Худющий, с впалой грудью Семприак имел, однако, нечто общее со свои плотным компаньоном. Они походили друг на друга как разные, но в одинаковой мере изношенные платья. Оба выглядели состарившимися за канцелярским столом служащими. То, что в одном высохло и сморщилось, в другом обвисло складками. Семприак — это было заметно, — старался держаться с изяществом: то он отставленным мизинцем с длинным ногтем поглаживал ус, то машинально поправлял воротничок, то его рука соскальзывала по изборожденной морщинами шее. На нем была травянистая зеленая пижама, шитая серебряной ниткой.

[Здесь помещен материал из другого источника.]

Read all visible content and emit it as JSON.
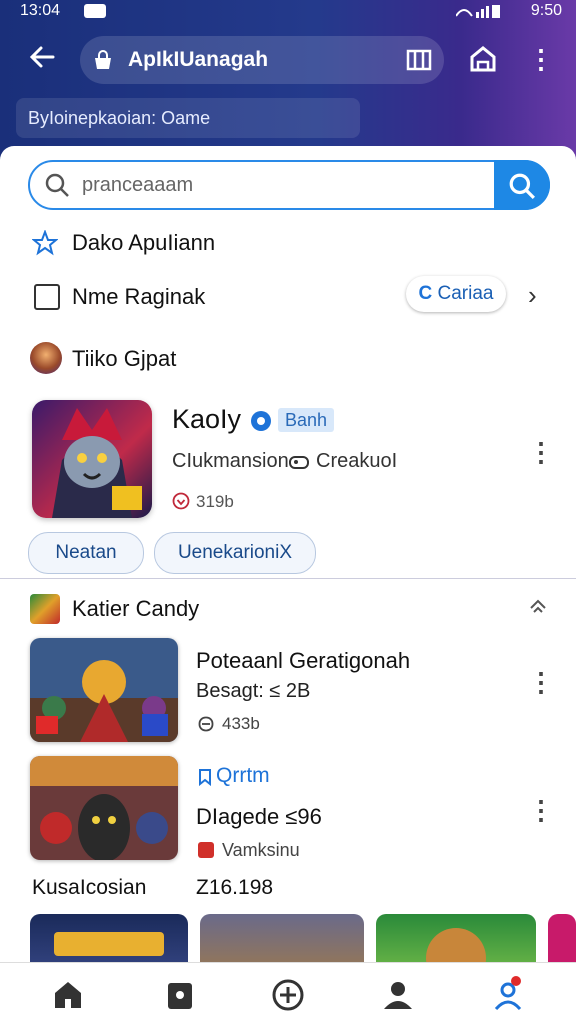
{
  "status_bar": {
    "time": "13:04",
    "right_time": "9:50"
  },
  "header": {
    "url_text": "ApIkIUanagah",
    "subtitle": "ByIoinepkaoian: Oame"
  },
  "search": {
    "placeholder": "pranceaaam"
  },
  "rows": {
    "row1_label": "Dako ApuIiann",
    "row2_label": "Nme Raginak",
    "row2_button": "Cariaa",
    "row3_label": "Tiiko Gjpat"
  },
  "featured": {
    "title": "KaoIy",
    "badge": "Banh",
    "subtitle": "CIukmansion",
    "subtitle2": "CreakuoI",
    "meta": "319b",
    "chips": [
      "Neatan",
      "UenekarioniX"
    ]
  },
  "section2": {
    "title": "Katier Candy",
    "cards": [
      {
        "title": "Poteaanl Geratigonah",
        "subtitle": "Besagt: ≤ 2B",
        "meta": "433b"
      },
      {
        "tag": "Qrrtm",
        "title": "DIagede ≤96",
        "meta": "Vamksinu"
      }
    ],
    "label": "KusaIcosian",
    "value": "Z16.198"
  },
  "colors": {
    "accent": "#1e88e5",
    "header_bg": "#1a2f7a"
  },
  "icons": [
    "back-icon",
    "lock-icon",
    "book-icon",
    "home-icon",
    "kebab-icon",
    "search-icon",
    "star-icon",
    "checkbox-icon",
    "refresh-icon",
    "chevron-right-icon",
    "verified-icon",
    "gamepad-icon",
    "heart-icon",
    "collapse-icon",
    "nav-home-icon",
    "nav-camera-icon",
    "nav-add-icon",
    "nav-user-icon",
    "nav-profile-icon"
  ]
}
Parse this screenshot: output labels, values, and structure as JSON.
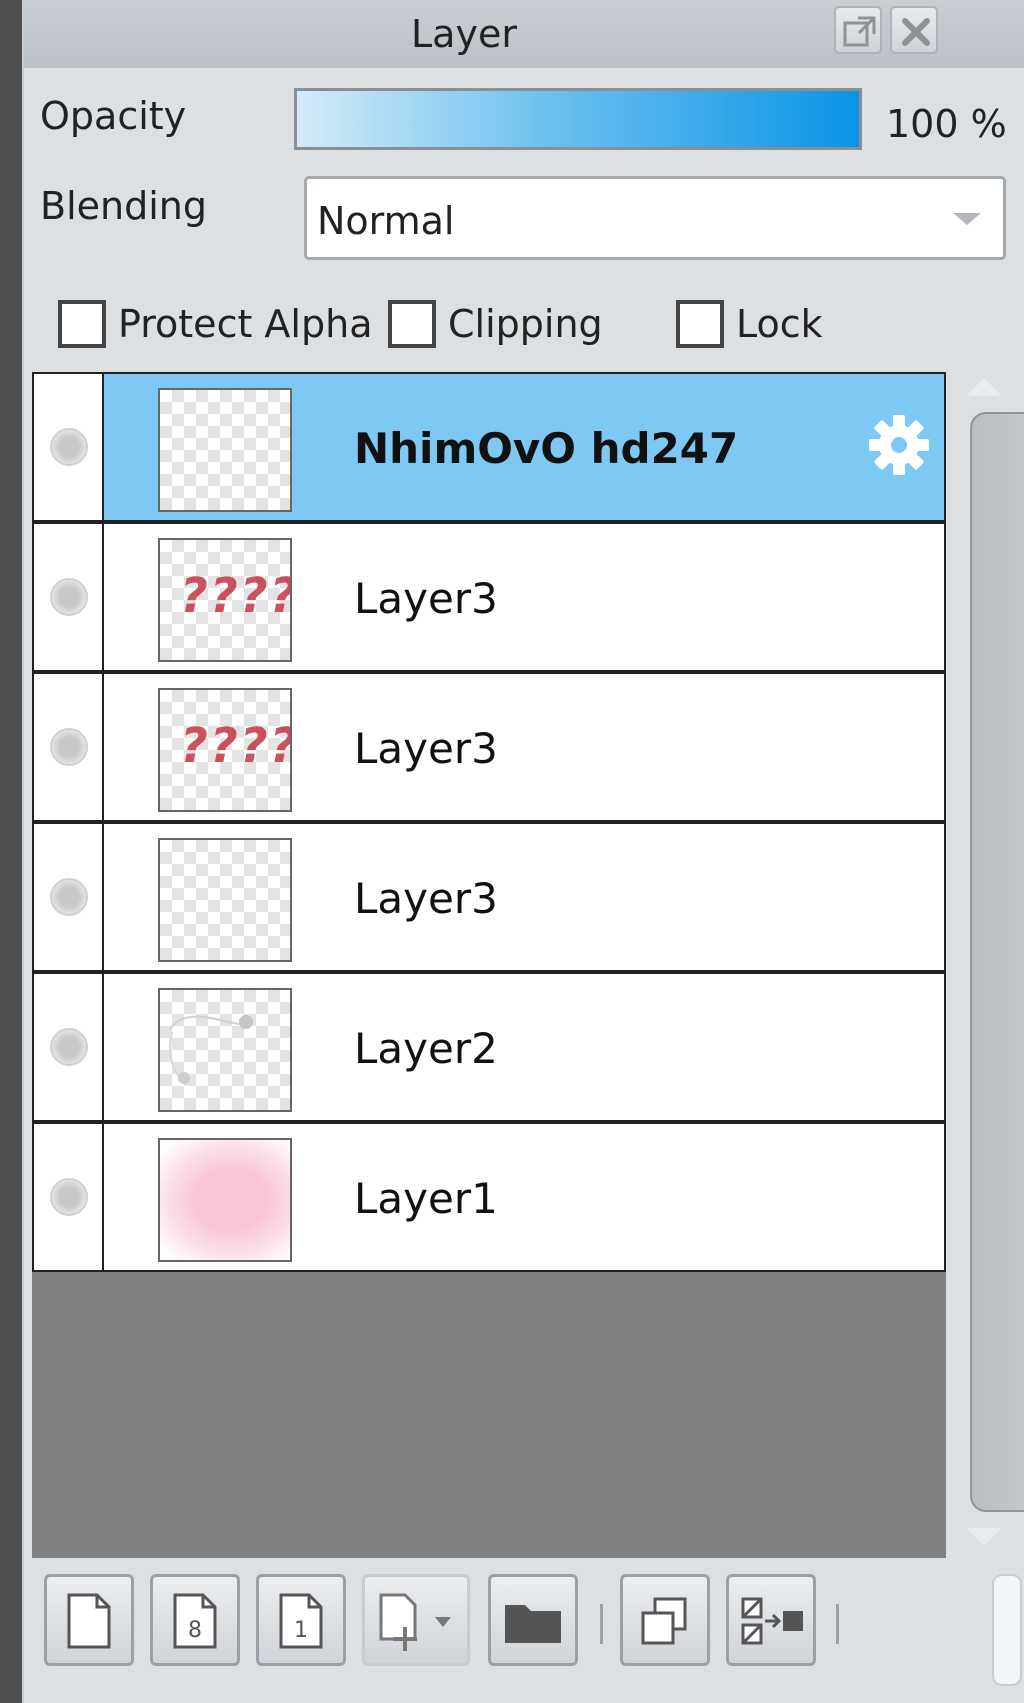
{
  "panel": {
    "title": "Layer"
  },
  "opacity": {
    "label": "Opacity",
    "value_text": "100 %",
    "value": 100
  },
  "blending": {
    "label": "Blending",
    "selected": "Normal"
  },
  "options": {
    "protect_alpha": {
      "label": "Protect Alpha",
      "checked": false
    },
    "clipping": {
      "label": "Clipping",
      "checked": false
    },
    "lock": {
      "label": "Lock",
      "checked": false
    }
  },
  "layers": [
    {
      "name": "NhimOvO hd247",
      "selected": true,
      "thumb": "empty"
    },
    {
      "name": "Layer3",
      "selected": false,
      "thumb": "text",
      "thumb_text": "????"
    },
    {
      "name": "Layer3",
      "selected": false,
      "thumb": "text",
      "thumb_text": "????"
    },
    {
      "name": "Layer3",
      "selected": false,
      "thumb": "empty"
    },
    {
      "name": "Layer2",
      "selected": false,
      "thumb": "sketch"
    },
    {
      "name": "Layer1",
      "selected": false,
      "thumb": "pink"
    }
  ],
  "toolbar": {
    "buttons": [
      "new-layer-icon",
      "new-8bit-layer-icon",
      "new-1bit-layer-icon",
      "add-layer-menu-icon",
      "new-folder-icon",
      "duplicate-layer-icon",
      "merge-down-icon"
    ],
    "thumb_8bit_label": "8",
    "thumb_1bit_label": "1"
  },
  "colors": {
    "selected_row": "#7dc9f4",
    "opacity_start": "#d4eaf8",
    "opacity_end": "#0a94e8"
  }
}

— Значит, вы на лечении? — попробовал он возобновить прерванный разговор. — Надо же! Хе-хе, чего человек только не делает ради собственного здоровья!
— Сыграем? — спросил себе под нос толстый.
— Фи! В кости? — Крематор хмыкнул в усы. — Примитив. Придумай что-нибудь получше.
Кто-то заглянул в комнату через щель неприкрытой двери, блеснул чей-то глаз, потом все исчезло.
— Это Баранн, конечно же. Вечно он не как все нормальные люди, буркнул игрок в кости.
Дверь отворилась. Вошел, шаркая ногами, высокий, чрезвычайно худой, до болезненности, человек в полосатой пижаме. На согнутой левой руке у него висела одежда. В правой он держал пухлый портфель, из которого торчал термос. На лице его выделялся, словно стилет, нос, прекрасно гармонировавший с таким же острым кадыком. Бледные бесцветные слезившиеся глаза имели отсутствующее, слегка ошеломленное выражение, странно контрастировавшее с его живостью.
Прямо с порога он выкрикнул:
— Привет, коллеги! Доктор приплывет не скоро. Шеф его вызвал, коллеги!
— А что у него? Приступ? — равнодушно осведомился толстый.
— Что-то в этом роде. Опущение мысли, хе-хе! Вы бы тут со скуки померли, его дожидаясь. Пойдемте, все готово, дорогуши!
— Баранн. Ну конечно. Пьянка. Снова пьянка, — недовольно бурчал толстый, вставая со стула.
Крематор тронул ус.
— А мы там одни будем?
— Одни. Еще будет аспирантишка, хозяин хаты. Он приглашает. Хе-хе, молодой, быстро отрубится. Так что — пушки к бою! Идем.
Я переступил с ноги на ногу, желая стушеваться, уйти на задний план, но пришедший глянул на меня своими слезящимися глазами.